After spending several months studying Arabic in Damascus through the International Opportunities Program, Malik joined his fellow students on the two-week visit to Tel Aviv, Jerusalem, Ramallah, Hebron, Bethlehem, Haifa and other cities within Israel and Palestinian territories. They talked with academics, community and religious leaders, and activists in the region.
“You can study these things in books, but being there brings them to life,” Malik says. “The trip revamped my opinion of the conflict. I now feel that, although it’s a deeply complicated issue, it’s resolvable if we can talk to each other.”
Malik felt the tension on two occasions. First, Israeli soldiers prevented him from going into the Jewish section of Hebron, and one intimidated him by following closely in his footsteps. In another incident, he was detained for more than two hours by Homeland Security upon arrival back in the U.S. – where he was born and raised.
“Even though I had letters from the Israeli consulate and the UCI chancellor, they took me into a back room, went through my bags, photographed all of my papers and asked me personal questions about my family,” he says.

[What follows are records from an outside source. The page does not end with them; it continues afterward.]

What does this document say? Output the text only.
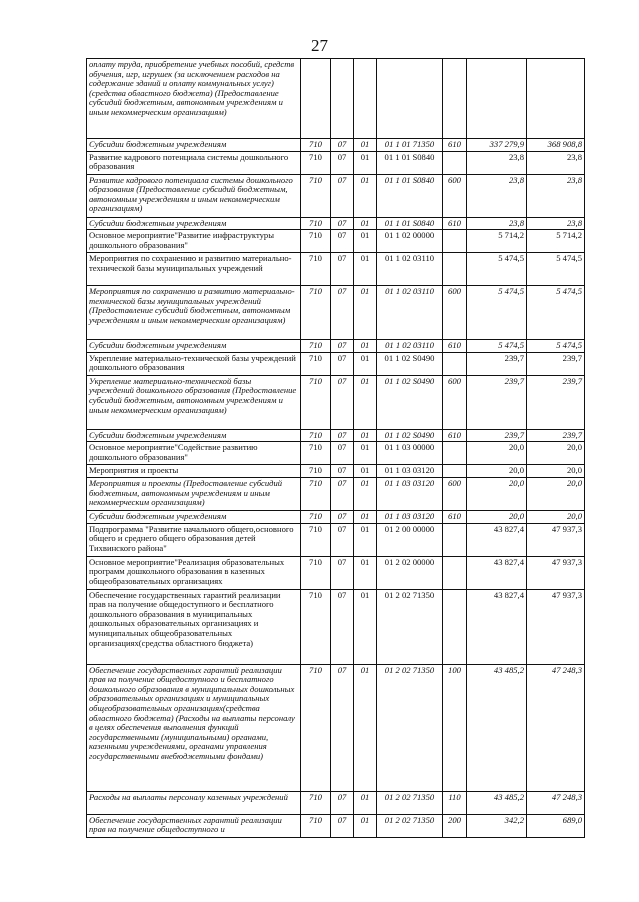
27
оплату труда, приобретение учебных пособий, средств обучения, игр, игрушек (за исключением расходов на содержание зданий и оплату коммунальных услуг)(средства областного бюджета) (Предоставление субсидий бюджетным, автономным учреждениям и иным некоммерческим организациям)							
Субсидии бюджетным учреждениям	710	07	01	01 1 01 71350	610	337 279,9	368 908,8
Развитие кадрового потенциала системы дошкольного образования	710	07	01	01 1 01 S0840		23,8	23,8
Развитие кадрового потенциала системы дошкольного образования (Предоставление субсидий бюджетным, автономным учреждениям и иным некоммерческим организациям)	710	07	01	01 1 01 S0840	600	23,8	23,8
Субсидии бюджетным учреждениям	710	07	01	01 1 01 S0840	610	23,8	23,8
Основное мероприятие"Развитие инфраструктуры дошкольного образования"	710	07	01	01 1 02 00000		5 714,2	5 714,2
Мероприятия по сохранению и развитию материально-технической базы муниципальных учреждений	710	07	01	01 1 02 03110		5 474,5	5 474,5
Мероприятия по сохранению и развитию материально-технической базы муниципальных учреждений (Предоставление субсидий бюджетным, автономным учреждениям и иным некоммерческим организациям)	710	07	01	01 1 02 03110	600	5 474,5	5 474,5
Субсидии бюджетным учреждениям	710	07	01	01 1 02 03110	610	5 474,5	5 474,5
Укрепление материально-технической базы учреждений дошкольного образования	710	07	01	01 1 02 S0490		239,7	239,7
Укрепление материально-технической базы учреждений дошкольного образования (Предоставление субсидий бюджетным, автономным учреждениям и иным некоммерческим организациям)	710	07	01	01 1 02 S0490	600	239,7	239,7
Субсидии бюджетным учреждениям	710	07	01	01 1 02 S0490	610	239,7	239,7
Основное мероприятие"Содействие развитию дошкольного образования"	710	07	01	01 1 03 00000		20,0	20,0
Мероприятия и проекты	710	07	01	01 1 03 03120		20,0	20,0
Мероприятия и проекты (Предоставление субсидий бюджетным, автономным учреждениям и иным некоммерческим организациям)	710	07	01	01 1 03 03120	600	20,0	20,0
Субсидии бюджетным учреждениям	710	07	01	01 1 03 03120	610	20,0	20,0
Подпрограмма "Развитие начального общего,основного общего и среднего общего образования детей Тихвинского района"	710	07	01	01 2 00 00000		43 827,4	47 937,3
Основное мероприятие"Реализация образовательных программ дошкольного образования в казенных общеобразовательных организациях	710	07	01	01 2 02 00000		43 827,4	47 937,3
Обеспечение государственных гарантий реализации прав на получение общедоступного и бесплатного дошкольного образования в муниципальных дошкольных образовательных организациях и муниципальных общеобразовательных организациях(средства областного бюджета)	710	07	01	01 2 02 71350		43 827,4	47 937,3
Обеспечение государственных гарантий реализации прав на получение общедоступного и бесплатного дошкольного образования в муниципальных дошкольных образовательных организациях и муниципальных общеобразовательных организациях(средства областного бюджета) (Расходы на выплаты персоналу в целях обеспечения выполнения функций государственными (муниципальными) органами, казенными учреждениями, органами управления государственными внебюджетными фондами)	710	07	01	01 2 02 71350	100	43 485,2	47 248,3
Расходы на выплаты персоналу казенных учреждений	710	07	01	01 2 02 71350	110	43 485,2	47 248,3
Обеспечение государственных гарантий реализации прав на получение общедоступного и	710	07	01	01 2 02 71350	200	342,2	689,0
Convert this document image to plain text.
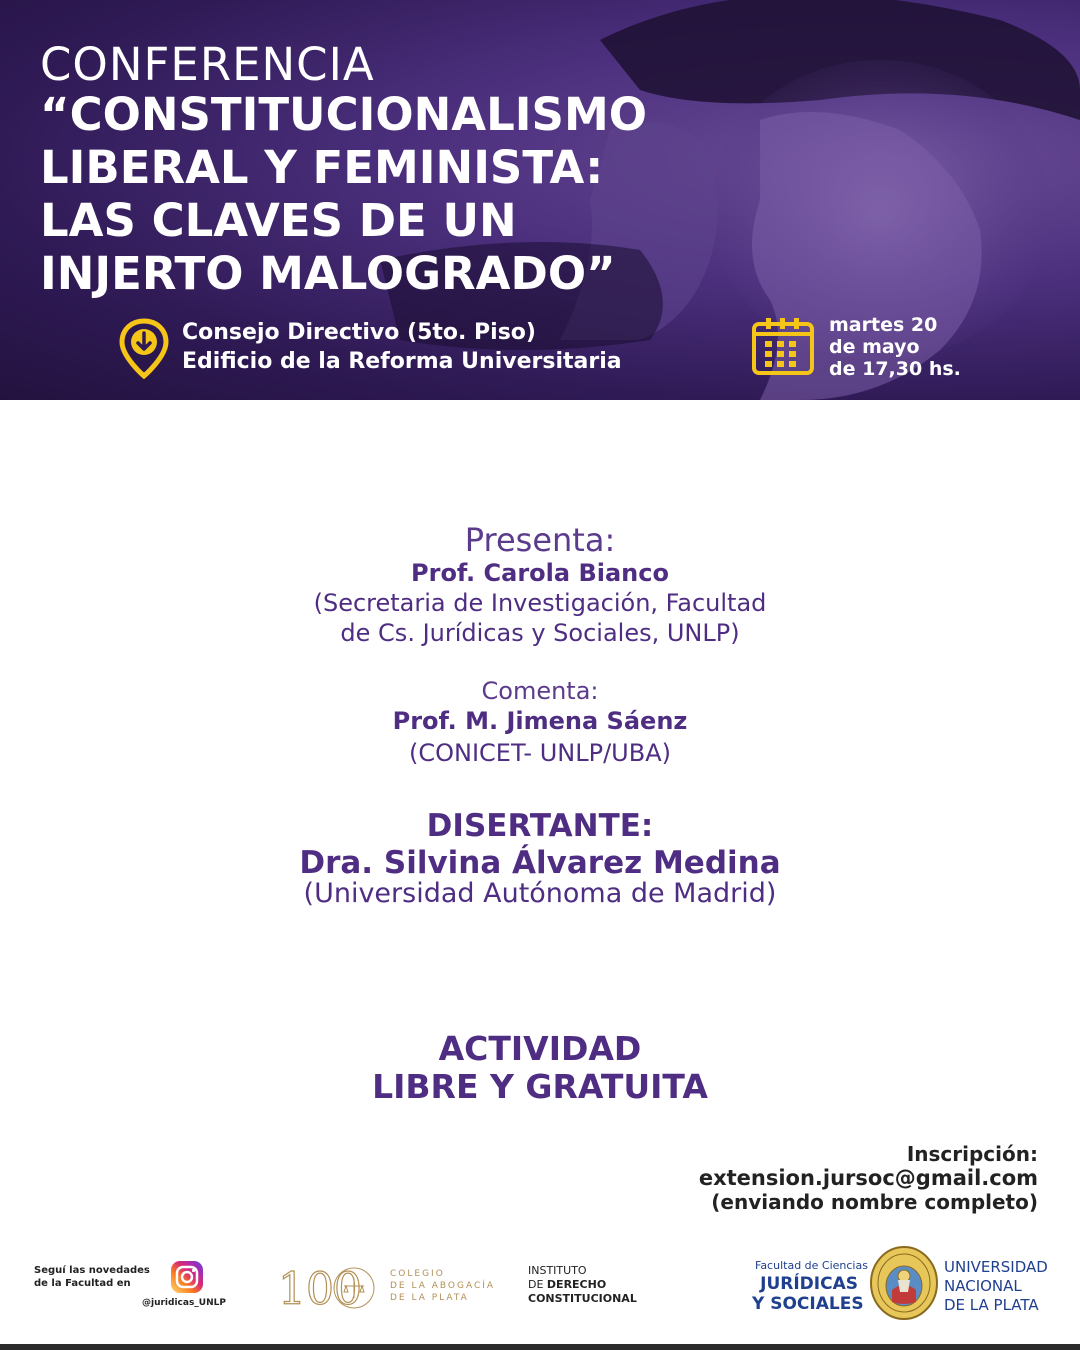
CONFERENCIA
“CONSTITUCIONALISMO
LIBERAL Y FEMINISTA:
LAS CLAVES DE UN
INJERTO MALOGRADO”
Consejo Directivo (5to. Piso)
Edificio de la Reforma Universitaria
martes 20
de mayo
de 17,30 hs.
Presenta:
Prof. Carola Bianco
(Secretaria de Investigación, Facultad
de Cs. Jurídicas y Sociales, UNLP)
Comenta:
Prof. M. Jimena Sáenz
(CONICET- UNLP/UBA)
DISERTANTE:
Dra. Silvina Álvarez Medina
(Universidad Autónoma de Madrid)
ACTIVIDAD
LIBRE Y GRATUITA
Inscripción:
extension.jursoc@gmail.com
(enviando nombre completo)
Seguí las novedades
de la Facultad en
@juridicas_UNLP 100	COLEGIO
DE LA ABOGACÍA
DE LA PLATA
INSTITUTO
DE DERECHO
CONSTITUCIONAL
Facultad de Ciencias
JURÍDICAS
Y SOCIALES
UNIVERSIDAD
NACIONAL
DE LA PLATA
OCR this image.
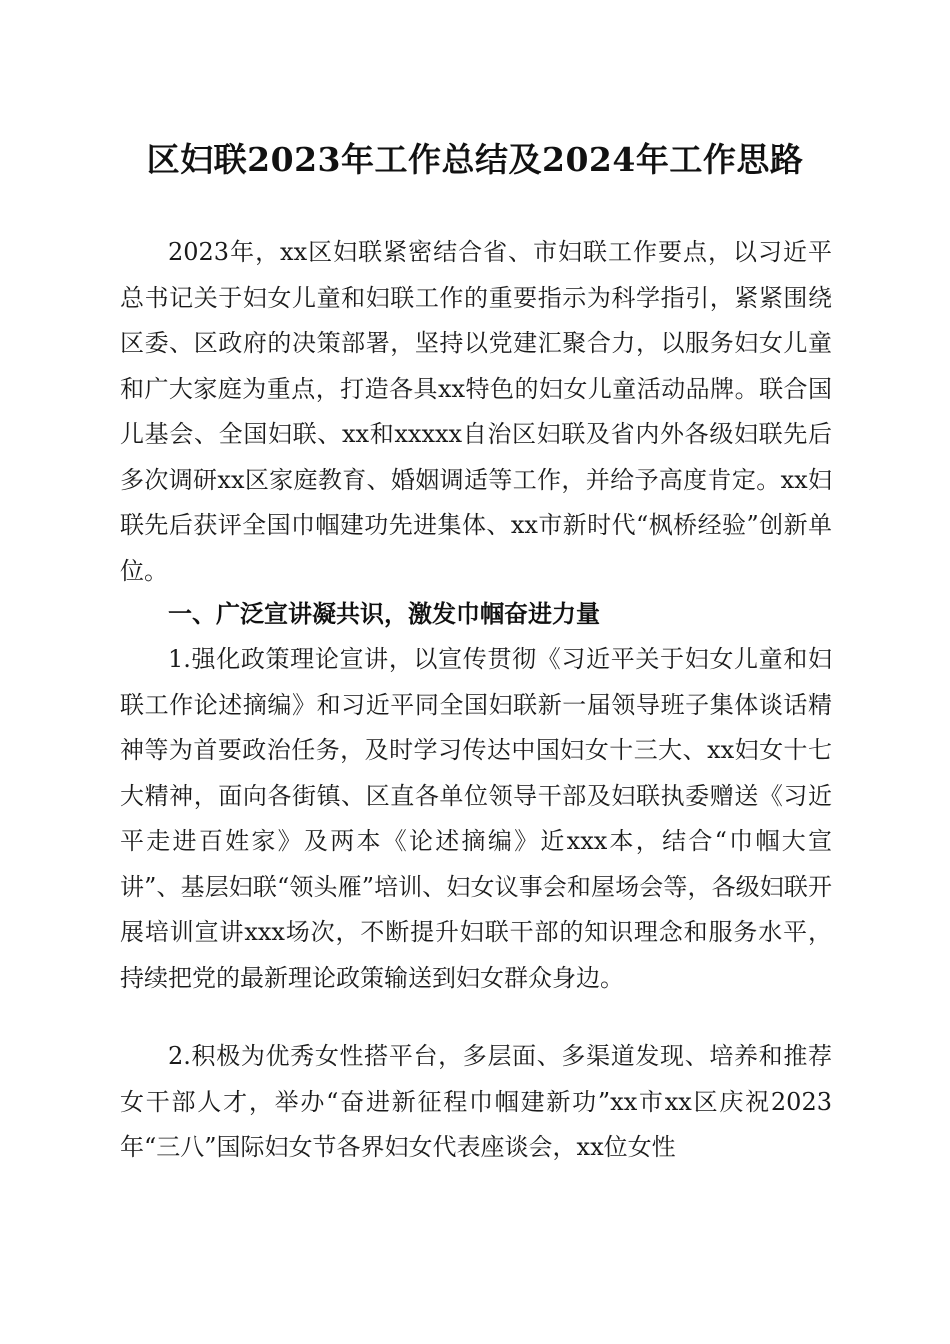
区妇联2023年工作总结及2024年工作思路

2023年，xx区妇联紧密结合省、市妇联工作要点，以习近平总书记关于妇女儿童和妇联工作的重要指示为科学指引，紧紧围绕区委、区政府的决策部署，坚持以党建汇聚合力，以服务妇女儿童和广大家庭为重点，打造各具xx特色的妇女儿童活动品牌。联合国儿基会、全国妇联、xx和xxxxx自治区妇联及省内外各级妇联先后多次调研xx区家庭教育、婚姻调适等工作，并给予高度肯定。xx妇联先后获评全国巾帼建功先进集体、xx市新时代“枫桥经验”创新单位。

一、广泛宣讲凝共识，激发巾帼奋进力量

1.强化政策理论宣讲，以宣传贯彻《习近平关于妇女儿童和妇联工作论述摘编》和习近平同全国妇联新一届领导班子集体谈话精神等为首要政治任务，及时学习传达中国妇女十三大、xx妇女十七大精神，面向各街镇、区直各单位领导干部及妇联执委赠送《习近平走进百姓家》及两本《论述摘编》近xxx本，结合“巾帼大宣讲”、基层妇联“领头雁”培训、妇女议事会和屋场会等，各级妇联开展培训宣讲xxx场次，不断提升妇联干部的知识理念和服务水平，持续把党的最新理论政策输送到妇女群众身边。

2.积极为优秀女性搭平台，多层面、多渠道发现、培养和推荐女干部人才，举办“奋进新征程巾帼建新功”xx市xx区庆祝2023年“三八”国际妇女节各界妇女代表座谈会，xx位女性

A fourth-year history major and religious studies minor, Malik hopes to study foreign policy in graduate school and someday become a diplomat. He’s spending fall quarter working at the Woodrow Wilson International Center for Scholars through the UCI Washington D.C. Academic Internship Program.
For their efforts, Malik and Moran Cohen (to be featured in a Nov. 10 Spotlight) both received the XIV Dalai Lama Endowed Scholarship, which recognizes UCI students committed to ethics and leadership on campus and in the community.
He and Cohen will use their scholarship – which includes individual awards of $7,500 and a shared award of $2,500 – to “work rationally for peace” and foster more conversations about the conflict. They participated in Olive Tree Initiative’s first public forum Oct. 23 before a packed crowd in the Student Center’s Crystal Cove Auditorium, and they hope to do more at local mosques, synagogues and campus venues. They also want to recruit new initiative members and organize another Middle East trip next fall.
“When we first started the initiative, no one thought the trip would become a reality. People said we’d never get the funding. But we raised more than $60,000 from the Muslim and Jewish communities,” Malik says. “There’s something unique about this initiative that has brought people together.”